En la sala de emergencias, el médico confirmó lo evidente: un esguince. Nada grave, pero necesitaba reposo, hielo y una venda firme. Mientras me atendían, Eric no se movió de mi lado. Sostenía mi mano como si fuera la única forma de asegurarse de que estaba bien.
Cuando el doctor se retiró, quedamos solos en la camilla. El silencio se volvió un océano pesado, cargado de todo lo que había en mis pensamientos.
—No me gusta verte así —dijo él, con voz ronca.
Quise responder, pero mi teléfono vibró en ese instante. Kylian.
El nombre iluminaba la pantalla como una llamada de auxilio. Sentí que el aire me abandonaba. Eric miró el celular, luego me miró a mí. No dijo nada, pero lo vi, esa sombra de celos en sus ojos.
Contesté.
—¿Amor, cómo estás? —La voz de Kylian era pura preocupación.
Tragué saliva.
—Bien… nada grave. El médico dice que es solo un esguince.
—Voy para allá. —Su decisión fue inmediata.
—No, no hace falta, en serio. Tienes tu junta…
—No me importa la junta. —Su tono no admitía discusión.
Cuando colgué, Eric soltó mi mano. No dijo nada, pero lo vi tensar la mandíbula, apartar la mirada.
Yo también bajé los ojos. En cuestión de minutos, mi mundo iba a chocar: el hombre al que amaba y el hombre que me consumía en silencio, frente a frente, en la misma sala.

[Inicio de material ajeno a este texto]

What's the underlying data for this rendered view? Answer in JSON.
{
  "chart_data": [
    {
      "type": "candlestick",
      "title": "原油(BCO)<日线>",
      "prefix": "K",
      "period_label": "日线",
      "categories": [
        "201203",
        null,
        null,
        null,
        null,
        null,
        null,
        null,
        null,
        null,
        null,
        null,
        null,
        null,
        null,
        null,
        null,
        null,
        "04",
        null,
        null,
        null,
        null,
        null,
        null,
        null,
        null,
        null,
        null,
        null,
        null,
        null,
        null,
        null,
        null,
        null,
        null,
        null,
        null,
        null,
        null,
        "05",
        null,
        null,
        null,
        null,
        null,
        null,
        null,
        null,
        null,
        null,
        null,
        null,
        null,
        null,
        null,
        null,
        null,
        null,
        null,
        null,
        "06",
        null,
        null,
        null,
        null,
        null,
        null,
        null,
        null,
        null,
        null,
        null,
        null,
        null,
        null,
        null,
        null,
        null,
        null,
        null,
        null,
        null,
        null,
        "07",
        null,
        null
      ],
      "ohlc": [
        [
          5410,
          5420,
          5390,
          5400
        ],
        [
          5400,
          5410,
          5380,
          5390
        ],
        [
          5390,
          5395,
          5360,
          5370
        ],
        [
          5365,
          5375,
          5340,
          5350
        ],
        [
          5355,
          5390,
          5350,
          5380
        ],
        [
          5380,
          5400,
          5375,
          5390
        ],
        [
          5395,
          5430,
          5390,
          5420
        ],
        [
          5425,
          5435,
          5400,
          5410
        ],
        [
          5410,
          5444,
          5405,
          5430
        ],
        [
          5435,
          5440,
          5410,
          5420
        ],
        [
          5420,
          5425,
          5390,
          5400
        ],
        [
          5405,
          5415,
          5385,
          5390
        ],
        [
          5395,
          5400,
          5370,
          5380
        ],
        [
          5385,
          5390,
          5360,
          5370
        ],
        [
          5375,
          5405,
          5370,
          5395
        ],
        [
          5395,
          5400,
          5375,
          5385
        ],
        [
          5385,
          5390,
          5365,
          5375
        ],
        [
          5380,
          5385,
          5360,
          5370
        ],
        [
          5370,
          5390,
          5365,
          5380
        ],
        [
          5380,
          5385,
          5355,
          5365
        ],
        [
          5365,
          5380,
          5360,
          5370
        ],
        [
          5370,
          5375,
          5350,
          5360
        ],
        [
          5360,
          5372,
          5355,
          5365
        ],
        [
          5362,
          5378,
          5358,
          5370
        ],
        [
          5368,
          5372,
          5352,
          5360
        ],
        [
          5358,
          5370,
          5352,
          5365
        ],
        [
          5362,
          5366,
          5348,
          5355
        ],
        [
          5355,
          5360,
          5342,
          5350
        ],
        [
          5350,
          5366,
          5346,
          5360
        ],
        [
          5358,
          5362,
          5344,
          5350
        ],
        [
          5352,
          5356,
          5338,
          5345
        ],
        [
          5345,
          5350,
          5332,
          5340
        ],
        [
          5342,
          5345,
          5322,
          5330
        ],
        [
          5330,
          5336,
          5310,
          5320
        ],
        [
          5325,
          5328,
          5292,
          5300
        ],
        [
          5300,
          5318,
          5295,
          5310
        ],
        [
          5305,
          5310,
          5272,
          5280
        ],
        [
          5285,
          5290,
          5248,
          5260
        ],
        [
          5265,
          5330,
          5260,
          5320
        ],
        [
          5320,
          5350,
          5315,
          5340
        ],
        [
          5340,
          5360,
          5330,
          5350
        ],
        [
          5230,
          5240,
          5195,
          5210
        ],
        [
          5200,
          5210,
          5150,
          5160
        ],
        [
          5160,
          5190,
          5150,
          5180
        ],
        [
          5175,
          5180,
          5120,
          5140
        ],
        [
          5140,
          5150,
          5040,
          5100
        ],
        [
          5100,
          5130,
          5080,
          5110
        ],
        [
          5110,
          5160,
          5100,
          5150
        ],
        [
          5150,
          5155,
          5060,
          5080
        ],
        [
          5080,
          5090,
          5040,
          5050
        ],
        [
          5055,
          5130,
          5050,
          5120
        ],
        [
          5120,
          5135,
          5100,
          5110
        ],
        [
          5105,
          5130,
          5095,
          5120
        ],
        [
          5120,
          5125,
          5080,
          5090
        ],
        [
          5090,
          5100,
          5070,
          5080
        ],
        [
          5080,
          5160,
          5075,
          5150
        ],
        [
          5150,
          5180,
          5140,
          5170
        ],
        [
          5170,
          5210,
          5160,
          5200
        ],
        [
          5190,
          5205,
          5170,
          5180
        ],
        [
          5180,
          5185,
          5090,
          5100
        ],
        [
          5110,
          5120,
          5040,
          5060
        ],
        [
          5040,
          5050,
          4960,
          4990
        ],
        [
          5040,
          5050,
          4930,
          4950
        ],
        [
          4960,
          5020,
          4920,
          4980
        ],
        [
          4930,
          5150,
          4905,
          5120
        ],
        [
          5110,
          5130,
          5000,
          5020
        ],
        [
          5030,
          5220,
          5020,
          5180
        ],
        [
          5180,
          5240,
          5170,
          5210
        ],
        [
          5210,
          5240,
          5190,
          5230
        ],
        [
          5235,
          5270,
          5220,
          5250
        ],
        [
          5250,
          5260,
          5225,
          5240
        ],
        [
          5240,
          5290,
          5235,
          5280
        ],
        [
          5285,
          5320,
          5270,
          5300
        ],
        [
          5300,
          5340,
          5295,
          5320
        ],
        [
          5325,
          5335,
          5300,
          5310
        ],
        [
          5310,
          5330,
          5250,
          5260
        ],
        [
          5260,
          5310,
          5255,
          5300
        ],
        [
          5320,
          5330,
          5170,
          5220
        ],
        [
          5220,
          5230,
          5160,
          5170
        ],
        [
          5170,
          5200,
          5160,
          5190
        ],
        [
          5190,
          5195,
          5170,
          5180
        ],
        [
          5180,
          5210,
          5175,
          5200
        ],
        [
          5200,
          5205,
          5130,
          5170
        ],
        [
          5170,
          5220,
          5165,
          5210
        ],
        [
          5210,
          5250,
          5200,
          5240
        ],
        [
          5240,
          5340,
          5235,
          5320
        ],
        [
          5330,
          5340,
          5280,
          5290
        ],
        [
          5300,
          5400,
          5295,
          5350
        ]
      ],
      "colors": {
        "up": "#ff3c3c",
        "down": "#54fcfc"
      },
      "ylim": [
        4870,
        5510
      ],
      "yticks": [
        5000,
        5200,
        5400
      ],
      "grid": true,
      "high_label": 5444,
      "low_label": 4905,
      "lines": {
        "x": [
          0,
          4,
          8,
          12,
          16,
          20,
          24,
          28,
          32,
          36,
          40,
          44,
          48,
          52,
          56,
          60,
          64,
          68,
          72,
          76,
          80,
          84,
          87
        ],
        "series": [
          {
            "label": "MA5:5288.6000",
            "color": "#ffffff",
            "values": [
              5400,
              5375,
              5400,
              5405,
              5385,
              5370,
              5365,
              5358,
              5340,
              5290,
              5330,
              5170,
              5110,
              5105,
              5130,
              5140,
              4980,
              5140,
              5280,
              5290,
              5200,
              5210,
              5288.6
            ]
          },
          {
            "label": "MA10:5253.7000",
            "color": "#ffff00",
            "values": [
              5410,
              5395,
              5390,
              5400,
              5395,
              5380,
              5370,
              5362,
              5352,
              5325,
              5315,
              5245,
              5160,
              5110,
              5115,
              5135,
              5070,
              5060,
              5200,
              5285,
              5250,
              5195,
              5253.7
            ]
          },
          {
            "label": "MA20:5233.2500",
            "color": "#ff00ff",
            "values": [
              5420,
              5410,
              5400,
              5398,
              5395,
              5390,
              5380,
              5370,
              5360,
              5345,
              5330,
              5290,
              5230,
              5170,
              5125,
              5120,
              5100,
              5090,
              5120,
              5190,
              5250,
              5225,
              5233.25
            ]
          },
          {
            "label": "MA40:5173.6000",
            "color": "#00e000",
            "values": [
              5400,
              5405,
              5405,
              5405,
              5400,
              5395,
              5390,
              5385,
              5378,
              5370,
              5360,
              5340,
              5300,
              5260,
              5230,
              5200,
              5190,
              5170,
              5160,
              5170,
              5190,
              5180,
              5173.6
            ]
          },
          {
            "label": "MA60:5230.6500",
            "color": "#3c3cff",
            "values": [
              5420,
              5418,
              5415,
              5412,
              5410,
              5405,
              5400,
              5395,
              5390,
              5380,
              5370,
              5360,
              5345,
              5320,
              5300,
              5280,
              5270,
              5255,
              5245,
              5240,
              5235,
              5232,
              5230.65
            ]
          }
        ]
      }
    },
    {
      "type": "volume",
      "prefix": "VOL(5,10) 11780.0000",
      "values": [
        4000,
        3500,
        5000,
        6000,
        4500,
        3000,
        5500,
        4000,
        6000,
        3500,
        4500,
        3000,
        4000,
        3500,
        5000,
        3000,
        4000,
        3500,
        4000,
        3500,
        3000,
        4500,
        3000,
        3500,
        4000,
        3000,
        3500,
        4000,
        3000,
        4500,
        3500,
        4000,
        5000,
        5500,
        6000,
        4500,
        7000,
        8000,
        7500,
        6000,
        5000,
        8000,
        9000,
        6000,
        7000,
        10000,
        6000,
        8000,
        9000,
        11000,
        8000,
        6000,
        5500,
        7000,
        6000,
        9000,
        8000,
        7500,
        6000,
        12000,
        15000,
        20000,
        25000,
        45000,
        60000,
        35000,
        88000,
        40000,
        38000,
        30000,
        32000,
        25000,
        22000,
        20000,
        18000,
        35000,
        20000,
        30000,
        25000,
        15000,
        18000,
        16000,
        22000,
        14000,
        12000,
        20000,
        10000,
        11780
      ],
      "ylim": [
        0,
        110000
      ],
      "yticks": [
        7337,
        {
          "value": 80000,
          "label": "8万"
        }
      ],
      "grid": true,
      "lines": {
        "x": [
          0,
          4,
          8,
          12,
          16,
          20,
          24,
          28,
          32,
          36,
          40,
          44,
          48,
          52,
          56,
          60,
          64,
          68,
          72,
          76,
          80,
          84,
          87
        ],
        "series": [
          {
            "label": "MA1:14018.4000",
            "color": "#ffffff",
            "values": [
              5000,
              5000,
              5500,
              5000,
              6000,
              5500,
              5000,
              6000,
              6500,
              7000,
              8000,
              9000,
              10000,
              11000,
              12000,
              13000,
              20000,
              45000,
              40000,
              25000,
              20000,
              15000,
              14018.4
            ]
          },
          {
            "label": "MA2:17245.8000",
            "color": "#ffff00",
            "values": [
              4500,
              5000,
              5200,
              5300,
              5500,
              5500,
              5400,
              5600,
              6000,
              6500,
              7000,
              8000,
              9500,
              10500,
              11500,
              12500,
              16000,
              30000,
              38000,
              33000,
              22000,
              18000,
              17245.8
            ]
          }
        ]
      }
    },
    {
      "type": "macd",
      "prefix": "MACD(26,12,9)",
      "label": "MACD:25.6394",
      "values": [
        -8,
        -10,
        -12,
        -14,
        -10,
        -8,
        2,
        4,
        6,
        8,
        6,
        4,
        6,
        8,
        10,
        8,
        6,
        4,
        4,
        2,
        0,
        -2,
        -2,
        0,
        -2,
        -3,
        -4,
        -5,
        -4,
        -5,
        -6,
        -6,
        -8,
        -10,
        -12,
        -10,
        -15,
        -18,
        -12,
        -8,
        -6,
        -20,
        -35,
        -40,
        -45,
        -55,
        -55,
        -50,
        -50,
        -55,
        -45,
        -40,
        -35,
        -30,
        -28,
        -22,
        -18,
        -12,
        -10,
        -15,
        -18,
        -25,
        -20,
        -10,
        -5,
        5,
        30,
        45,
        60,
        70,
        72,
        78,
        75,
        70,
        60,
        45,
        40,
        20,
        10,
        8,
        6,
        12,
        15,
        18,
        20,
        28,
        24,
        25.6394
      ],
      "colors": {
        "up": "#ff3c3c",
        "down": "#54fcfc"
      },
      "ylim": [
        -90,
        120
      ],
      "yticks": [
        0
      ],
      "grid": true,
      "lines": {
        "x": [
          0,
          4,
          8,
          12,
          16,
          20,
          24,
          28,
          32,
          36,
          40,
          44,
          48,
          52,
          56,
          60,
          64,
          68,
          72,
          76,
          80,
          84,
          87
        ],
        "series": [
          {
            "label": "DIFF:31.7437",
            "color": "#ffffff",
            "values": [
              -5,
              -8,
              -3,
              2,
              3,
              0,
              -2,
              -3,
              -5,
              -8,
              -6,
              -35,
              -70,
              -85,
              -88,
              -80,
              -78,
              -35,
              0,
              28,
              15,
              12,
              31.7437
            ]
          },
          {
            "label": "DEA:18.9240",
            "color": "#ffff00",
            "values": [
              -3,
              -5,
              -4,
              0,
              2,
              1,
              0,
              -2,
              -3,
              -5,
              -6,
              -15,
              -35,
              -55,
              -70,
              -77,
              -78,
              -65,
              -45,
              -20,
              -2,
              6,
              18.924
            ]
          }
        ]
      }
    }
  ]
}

El tic-tac del reloj en la sala de observación se volvió ensordecedor. Eric permanecía de pie, con los brazos cruzados, recorriendo la habitación con la mirada como si buscara una salida a todo lo que nos envolvía. Yo mantenía mis ojos en el vendaje de mi tobillo, intentando convencerme de que nada pasaba… que todo estaba bajo control.
La puerta se abrió de golpe.
—Penn. —La voz de Kylian llenó la sala como un relámpago.
Lo vi entrar, traje impecable, corbata aflojada por la prisa, ojos oscuros cargados de angustia. Me tomó el rostro entre sus manos y me besó la frente, ajeno a la tensión que flotaba.
—Amor, ¿estás bien? —preguntó sin soltarme.
—Sí, solo un esguince, no te preocupes tanto.
Él suspiró aliviado y me estrechó contra su pecho. Yo cerré los ojos un instante, dejándome envolver por su calidez. Pero al abrirlos, la realidad me golpeó: Eric estaba allí, rígido, mirándonos con un gesto que era mitad ironía, mitad dolor.
—Llegaste justo a tiempo, hermano. —Su voz sonó cargada, como si esa palabra pesara demasiado.
Kylian giró hacia él, sorprendido.
—Gracias por traerla. —Su tono fue cordial, pero distante. Como si agradeciera un favor a alguien que nunca debió hacerlo.
Eric arqueó una ceja, un destello de desafío en su mirada.
—Siempre estaré para ella.
Las palabras quedaron suspendidas en el aire, veneno disfrazado de promesa. Sentí que mi respiración se aceleraba. Kylian me apretó la mano con fuerza, como marcando territorio, mientras Eric desvió la vista, ocultando algo que no quería —o no podía— decir.
El médico entró justo en ese instante, rompiendo la tensión como un vidrio hecho añicos. Dio las últimas indicaciones y pidió reposo absoluto por unos días. Kylian asintió, cargando con cada palabra como si fueran órdenes sagradas. Eric, en cambio, guardó silencio, con la mirada clavada en el suelo.
Cuando nos retiramos, Kylian insistió en llevarme en brazos hasta el auto, ignorando mis protestas. Al pasar frente a Eric, nuestras miradas se cruzaron por un segundo eterno. No había palabras, pero lo entendí: aquello apenas estaba comenzando.